I’ve chosen to feature a 3/8″ thick, 30″H, 10″D x 10″W clear acrylic tables to walk you through the 4-step process. Acrylic tables can be made in many shapes, colors, and sizes. They can also be used in many different settings. These just so happen to be used in a local Kansas City area church as communion tables.
Steps of Acrylic Fabrication
Before anything can be constructed with the acrylic sheets, they must first be cut into necessary sizes. In the photo below, you see one of our CNC machines cutting the 1″W x 1″H x 10″L blocks. These blocks are used to help stabilize the larger bent sheet of acrylic used for the table top and sides, by supporting a 10″ x 10″ clear acrylic shelf. A CNC machine must also cut 3/8″ thick sheets of clear acrylic into 70″L x 10″W pieces, as well as, the 10″ x 10″ shelves. The 70″L x 10″W piece will be bent to form the top and sides of the communion tables so the CNC also must cut grooves into these pieces to ensure proper corners.
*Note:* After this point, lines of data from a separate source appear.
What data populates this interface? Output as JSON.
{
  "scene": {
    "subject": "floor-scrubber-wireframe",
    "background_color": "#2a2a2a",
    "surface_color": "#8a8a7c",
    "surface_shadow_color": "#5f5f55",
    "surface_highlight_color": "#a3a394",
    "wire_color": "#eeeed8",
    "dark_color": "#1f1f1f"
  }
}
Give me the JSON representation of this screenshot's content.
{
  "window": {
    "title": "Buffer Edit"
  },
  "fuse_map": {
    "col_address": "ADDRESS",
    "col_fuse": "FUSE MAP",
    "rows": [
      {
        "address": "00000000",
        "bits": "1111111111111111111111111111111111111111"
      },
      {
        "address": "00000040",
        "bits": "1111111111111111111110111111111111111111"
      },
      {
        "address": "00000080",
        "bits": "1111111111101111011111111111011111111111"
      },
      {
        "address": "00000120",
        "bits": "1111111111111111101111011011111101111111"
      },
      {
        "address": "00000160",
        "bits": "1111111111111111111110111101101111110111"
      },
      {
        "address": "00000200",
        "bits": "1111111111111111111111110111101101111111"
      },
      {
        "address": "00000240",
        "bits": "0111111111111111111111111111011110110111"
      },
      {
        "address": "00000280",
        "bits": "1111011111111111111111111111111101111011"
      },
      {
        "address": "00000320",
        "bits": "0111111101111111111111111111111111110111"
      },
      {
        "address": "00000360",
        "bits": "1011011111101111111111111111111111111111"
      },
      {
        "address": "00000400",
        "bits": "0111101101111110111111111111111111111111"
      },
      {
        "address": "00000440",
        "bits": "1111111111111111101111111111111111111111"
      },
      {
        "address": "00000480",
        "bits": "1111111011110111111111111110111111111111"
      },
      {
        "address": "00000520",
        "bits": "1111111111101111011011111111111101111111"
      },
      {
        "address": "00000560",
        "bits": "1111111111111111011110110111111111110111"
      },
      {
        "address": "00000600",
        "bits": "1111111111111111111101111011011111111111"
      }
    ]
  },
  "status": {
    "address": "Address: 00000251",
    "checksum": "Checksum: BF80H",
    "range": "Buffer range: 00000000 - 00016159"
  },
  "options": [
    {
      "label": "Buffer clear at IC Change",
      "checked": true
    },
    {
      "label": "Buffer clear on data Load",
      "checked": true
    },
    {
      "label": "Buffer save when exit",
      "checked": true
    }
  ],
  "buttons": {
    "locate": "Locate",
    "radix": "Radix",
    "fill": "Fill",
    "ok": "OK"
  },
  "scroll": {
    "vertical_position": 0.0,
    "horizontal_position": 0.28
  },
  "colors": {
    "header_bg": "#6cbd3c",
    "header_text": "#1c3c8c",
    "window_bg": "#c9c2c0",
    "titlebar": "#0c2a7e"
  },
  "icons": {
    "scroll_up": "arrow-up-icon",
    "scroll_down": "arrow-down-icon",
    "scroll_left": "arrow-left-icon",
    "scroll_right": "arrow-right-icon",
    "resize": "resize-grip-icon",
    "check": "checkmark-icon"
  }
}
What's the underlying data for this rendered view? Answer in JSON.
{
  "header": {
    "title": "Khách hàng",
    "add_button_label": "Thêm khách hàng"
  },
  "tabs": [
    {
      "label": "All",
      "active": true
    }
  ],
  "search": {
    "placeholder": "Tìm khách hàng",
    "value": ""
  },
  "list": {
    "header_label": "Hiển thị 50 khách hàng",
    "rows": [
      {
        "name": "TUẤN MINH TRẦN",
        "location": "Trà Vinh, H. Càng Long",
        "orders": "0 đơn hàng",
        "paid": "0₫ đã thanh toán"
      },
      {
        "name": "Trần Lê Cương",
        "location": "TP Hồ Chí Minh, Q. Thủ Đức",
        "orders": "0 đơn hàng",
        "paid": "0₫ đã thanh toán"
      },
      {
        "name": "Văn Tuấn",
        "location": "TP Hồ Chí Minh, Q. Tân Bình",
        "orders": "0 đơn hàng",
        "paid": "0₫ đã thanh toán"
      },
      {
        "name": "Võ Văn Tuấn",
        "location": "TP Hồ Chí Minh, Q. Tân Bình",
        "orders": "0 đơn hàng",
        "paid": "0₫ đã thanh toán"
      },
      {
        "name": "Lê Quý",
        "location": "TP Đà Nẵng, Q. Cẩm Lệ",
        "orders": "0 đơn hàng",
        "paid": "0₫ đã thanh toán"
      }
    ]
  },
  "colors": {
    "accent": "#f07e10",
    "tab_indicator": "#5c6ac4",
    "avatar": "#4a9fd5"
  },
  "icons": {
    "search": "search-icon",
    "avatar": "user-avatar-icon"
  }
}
Previously, I mentioned that the the larger piece of acrylic would need to be bent in two places to form the top and sides of the communion table. To do so, each piece is set a few inches atop heat strips. Eventually, heat from the strips causes the acrylic piece to soften along the thinner grooved areas, making it malleable and ready for bending. (You can see below that the piece in the foreground has already been bent while the other groove is waiting for its turn to bend.)
The next step in the acrylic fabrication process is gluing. Once the top and sides are heated, bent and hardened – it is then time to glue the 10″ x 10″ shelf and support blocks into place. A very thin strip of acrylic glue is added precisely to where the support blocks will forever live supporting the 10″ x 10″ acrylic shelf. Then it is held in place by clamps and weights to ensure proper drying. It is very important to glue your acrylic pieces accurately. Failure to do so could result in unfavorable defects.
Once all of your pieces of acrylic are cut, bent, and glued it is time to polish the necessary pieces. Some individual pieces (as in this case) must be polished before they are assembled. The 1″W x 1″H x 10″L support blocks (as seen cut by the CNC above) needed to be polished on their own before being glued and screwed into the table. We polish these pieces by using a very hot flame. By slightly melting the surface of the acrylic, surface tension smooths out the surface of the acrylic piece. When done properly, flame polishing produces the clearest of finishes. For this project an acrylic scratch remover was applied as a final step to provide a flaw-free transparent look.